Martyn Amazon Reader - 5th August 2019
5 Stars - Hilarious read

What a refreshing change from the usual crime/detective novels.
A right rip roaring yarn that had me laughing out loud!
Thoroughly enjoyed it and can’t recommend it highly enough.

MRS ROSEMARIE D GUILOR Amazon Reader - 22 July 2019
5 Stars - An absolutely hilarious adventure

A hilarious satire of rural life, planning authorities and modern politicians that had me laughing out loud as I read this book - a sensation not experienced since reading Tom Sharpes early novels about Wilt. Unnervingly plausible and realistic, and most sceptic of current politicians, landowners and developers its storey line moves quickly with hilarious results. I will keep this on my bookshelf to be reread. Let’s hope for a sequel This is a book I will keep on my shelf to read again.

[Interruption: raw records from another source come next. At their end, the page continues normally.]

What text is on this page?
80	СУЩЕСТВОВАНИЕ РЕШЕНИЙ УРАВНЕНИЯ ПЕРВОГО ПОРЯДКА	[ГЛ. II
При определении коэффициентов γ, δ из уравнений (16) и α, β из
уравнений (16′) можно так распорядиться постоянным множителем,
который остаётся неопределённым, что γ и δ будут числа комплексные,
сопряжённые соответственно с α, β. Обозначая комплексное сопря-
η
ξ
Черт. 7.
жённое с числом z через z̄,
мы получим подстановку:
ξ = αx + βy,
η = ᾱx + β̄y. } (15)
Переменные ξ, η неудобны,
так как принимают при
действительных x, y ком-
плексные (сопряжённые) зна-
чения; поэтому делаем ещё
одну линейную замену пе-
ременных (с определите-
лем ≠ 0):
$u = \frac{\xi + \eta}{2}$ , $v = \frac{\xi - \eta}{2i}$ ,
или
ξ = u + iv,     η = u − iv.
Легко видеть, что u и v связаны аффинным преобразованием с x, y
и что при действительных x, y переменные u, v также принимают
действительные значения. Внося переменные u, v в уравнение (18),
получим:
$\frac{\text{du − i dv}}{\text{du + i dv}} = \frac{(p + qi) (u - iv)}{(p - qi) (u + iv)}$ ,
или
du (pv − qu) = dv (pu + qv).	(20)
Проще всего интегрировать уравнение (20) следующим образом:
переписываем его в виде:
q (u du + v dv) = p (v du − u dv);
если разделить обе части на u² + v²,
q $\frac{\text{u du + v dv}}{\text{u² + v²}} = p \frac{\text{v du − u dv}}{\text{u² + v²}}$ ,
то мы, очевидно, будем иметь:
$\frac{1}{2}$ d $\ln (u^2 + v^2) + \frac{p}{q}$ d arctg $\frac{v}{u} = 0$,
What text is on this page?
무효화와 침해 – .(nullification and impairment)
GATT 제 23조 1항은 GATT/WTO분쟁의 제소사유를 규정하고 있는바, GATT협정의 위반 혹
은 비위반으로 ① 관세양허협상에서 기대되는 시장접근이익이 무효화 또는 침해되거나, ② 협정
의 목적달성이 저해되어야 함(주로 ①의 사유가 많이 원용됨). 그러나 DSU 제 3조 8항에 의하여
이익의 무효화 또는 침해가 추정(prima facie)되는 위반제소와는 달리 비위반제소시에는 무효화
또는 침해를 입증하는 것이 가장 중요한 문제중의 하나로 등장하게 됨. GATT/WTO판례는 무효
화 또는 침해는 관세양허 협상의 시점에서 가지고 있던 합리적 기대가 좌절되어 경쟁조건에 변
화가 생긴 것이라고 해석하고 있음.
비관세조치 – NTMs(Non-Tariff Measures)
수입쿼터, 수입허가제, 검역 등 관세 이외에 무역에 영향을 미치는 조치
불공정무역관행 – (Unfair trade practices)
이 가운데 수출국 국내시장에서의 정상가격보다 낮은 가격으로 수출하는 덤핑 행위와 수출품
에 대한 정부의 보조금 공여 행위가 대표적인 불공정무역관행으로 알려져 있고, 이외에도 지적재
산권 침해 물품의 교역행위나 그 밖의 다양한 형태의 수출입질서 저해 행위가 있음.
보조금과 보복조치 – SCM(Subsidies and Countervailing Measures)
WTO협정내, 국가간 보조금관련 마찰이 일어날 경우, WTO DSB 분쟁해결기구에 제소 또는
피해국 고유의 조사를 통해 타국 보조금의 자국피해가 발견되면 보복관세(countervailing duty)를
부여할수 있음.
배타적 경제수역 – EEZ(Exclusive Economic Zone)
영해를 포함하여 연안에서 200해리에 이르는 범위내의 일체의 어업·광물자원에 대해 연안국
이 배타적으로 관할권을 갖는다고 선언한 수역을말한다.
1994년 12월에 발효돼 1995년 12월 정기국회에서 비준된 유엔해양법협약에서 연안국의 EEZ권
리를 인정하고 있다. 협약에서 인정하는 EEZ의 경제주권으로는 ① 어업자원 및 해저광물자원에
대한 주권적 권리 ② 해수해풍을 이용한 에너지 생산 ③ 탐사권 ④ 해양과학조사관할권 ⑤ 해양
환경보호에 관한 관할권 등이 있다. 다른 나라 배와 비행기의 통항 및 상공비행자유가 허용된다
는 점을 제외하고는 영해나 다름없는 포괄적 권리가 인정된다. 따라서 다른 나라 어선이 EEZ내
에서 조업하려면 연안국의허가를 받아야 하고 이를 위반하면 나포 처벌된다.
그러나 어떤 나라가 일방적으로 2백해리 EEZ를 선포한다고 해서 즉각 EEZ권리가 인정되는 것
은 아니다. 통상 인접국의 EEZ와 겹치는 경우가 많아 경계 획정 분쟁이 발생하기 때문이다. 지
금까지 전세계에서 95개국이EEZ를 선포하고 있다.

***** Nellie - 29 May 2019
5 Stars - Hysterically funny

Grab yourself a glass of wine, turn off your phone sit back and read this book. You will giggle knowingly and laugh out loud.
Following the shenanigans of country life as a village tries to stop the development of a wind farm.
Although the book is funny it relates a very important message about the tensions for sustainable energy, local corruption (allegedly!) and business.

***** Amazon Reader - 25 May 2019
5 Stars - Eccentric villagers cause hilarity and chaos in this wonderfully observed satire.

I loved this book! If you are looking for a rollicking ride and plenty of laughs , then I would thoroughly recommend this book - a great holiday read. The plot moves quickly, and the antics of the villagers of Plompley are hilarious as they band together to foil plans of a local wind farm.